Mr. Gregg sprang the next question like a trap: "Who is the young woman?"

Don did not answer.

"Is it Miss Morris?"

He flushed resentfully.

"Do you think she would sooner have you on the stage than in some honest employment? . . . Do you think she would be happier here than in Coulton? . . . Do you?"

Don put down his pipe and stood up to face his father. "What's the use?" he said wildly. "What's the use of all this? I couldn't make you understand if we were to keep this up forever. You don't—— The things that are important to you, to Coulton, I don't care that for." He tossed them away with his bony hand. "The things that make up my life—if I were to tell you—you'd laugh at me. Why can't you leave me alone? Why can't you go away and leave me alone?"

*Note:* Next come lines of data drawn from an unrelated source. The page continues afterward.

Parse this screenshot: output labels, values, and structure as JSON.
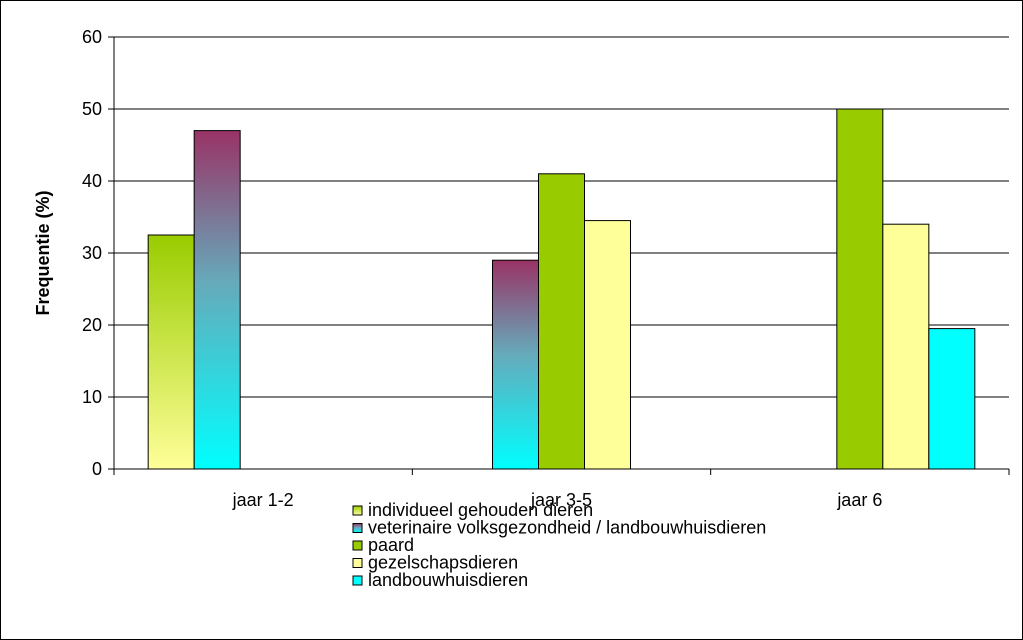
{
  "chart_data": {
    "type": "bar",
    "title": "",
    "xlabel": "",
    "ylabel": "Frequentie (%)",
    "ylim": [
      0,
      60
    ],
    "yticks": [
      "0",
      "10",
      "20",
      "30",
      "40",
      "50",
      "60"
    ],
    "categories": [
      "jaar 1-2",
      "jaar 3-5",
      "jaar 6"
    ],
    "grid": true,
    "legend_position": "bottom",
    "series": [
      {
        "name": "individueel gehouden dieren",
        "values": [
          32.5,
          null,
          null
        ],
        "fill": "grad-yellow-green",
        "legend_fill": "grad-yellow-green"
      },
      {
        "name": "veterinaire volksgezondheid / landbouwhuisdieren",
        "values": [
          47,
          29,
          null
        ],
        "fill": "grad-maroon-cyan",
        "legend_fill": "grad-maroon-cyan"
      },
      {
        "name": "paard",
        "values": [
          null,
          41,
          50
        ],
        "fill": "#99cc00",
        "legend_fill": "#99cc00"
      },
      {
        "name": "gezelschapsdieren",
        "values": [
          null,
          34.5,
          34
        ],
        "fill": "#ffff99",
        "legend_fill": "#ffff99"
      },
      {
        "name": "landbouwhuisdieren",
        "values": [
          null,
          null,
          19.5
        ],
        "fill": "#00ffff",
        "legend_fill": "#00ffff"
      }
    ]
  }
}
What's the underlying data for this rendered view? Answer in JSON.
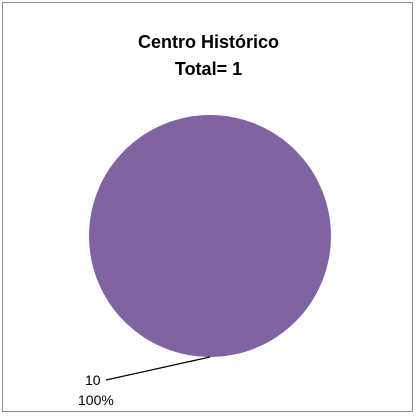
{
  "chart_data": {
    "type": "pie",
    "title": "Centro Histórico",
    "subtitle": "Total=  1",
    "slices": [
      {
        "label": "10",
        "value": 1,
        "percent_label": "100%",
        "color": "#8064a2"
      }
    ],
    "legend": "none"
  }
}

"Because, unfortunately, you're my son. Because your mother worries herself sick about you. Because she's ill and weak, and this is killing her. Because"—he raised his voice in a trembling passion—"you owe it to her, you ungrateful dog, to go back there, and behave yourself. Do you think I care? If it weren't for her—— God! that it should be in your power to make a woman suffer, and lie sleepless, and watch me as if I were a brute that had driven you out of the house!" He clenched his hands, with a terrible face. "You callous young hound! This is the important thing in life! To make everyone miserable that loves you! To kill the mother that almost gave her life for you once already! To break up the home that sheltered you! Oh, you whelp! You——"

"Stop!" Don gasped. The horror of the accusation was more than he could bear to listen to. "I won't—I won't——" He caught up his hat and ran to the door. I won't——"

His father heard him slip and fall on the stairs. He stood holding to the table, until he heard nothing but the noises from the street echoing in a dull rumble in the air-court outside the window. Then he sat down to wait.

Don did not return.


He did not return until late at night, and then he came limping, to find Bert Pittsey sitting alone at the dining-table working on one of his "specials." Conroy had packed his trunk and departed with his father. There had been no messages left for Don, except a note from his uncle enclosing a small cheque and advising him to return home.

He sat down to write a letter of frantic affection to his mother, appealing to her not to worry about him, exonerating his father from all responsibility for his misbehaviour and promising an impossible success for himself and an end of all trouble for her in the near future. His hand, wet with perspiration, stuck to the pages as his pen trembled across them.

He wrote another letter to his uncle, returning the cheque with thanks. He ate bread and butter at midnight, chewing mechanically, his eyes fixed on the lamp; and then he went to his bed, alone, abandoned, with a sinking tremor of nervous apprehension that lay like a nightmare on him in the stifling darkness and heat of the room.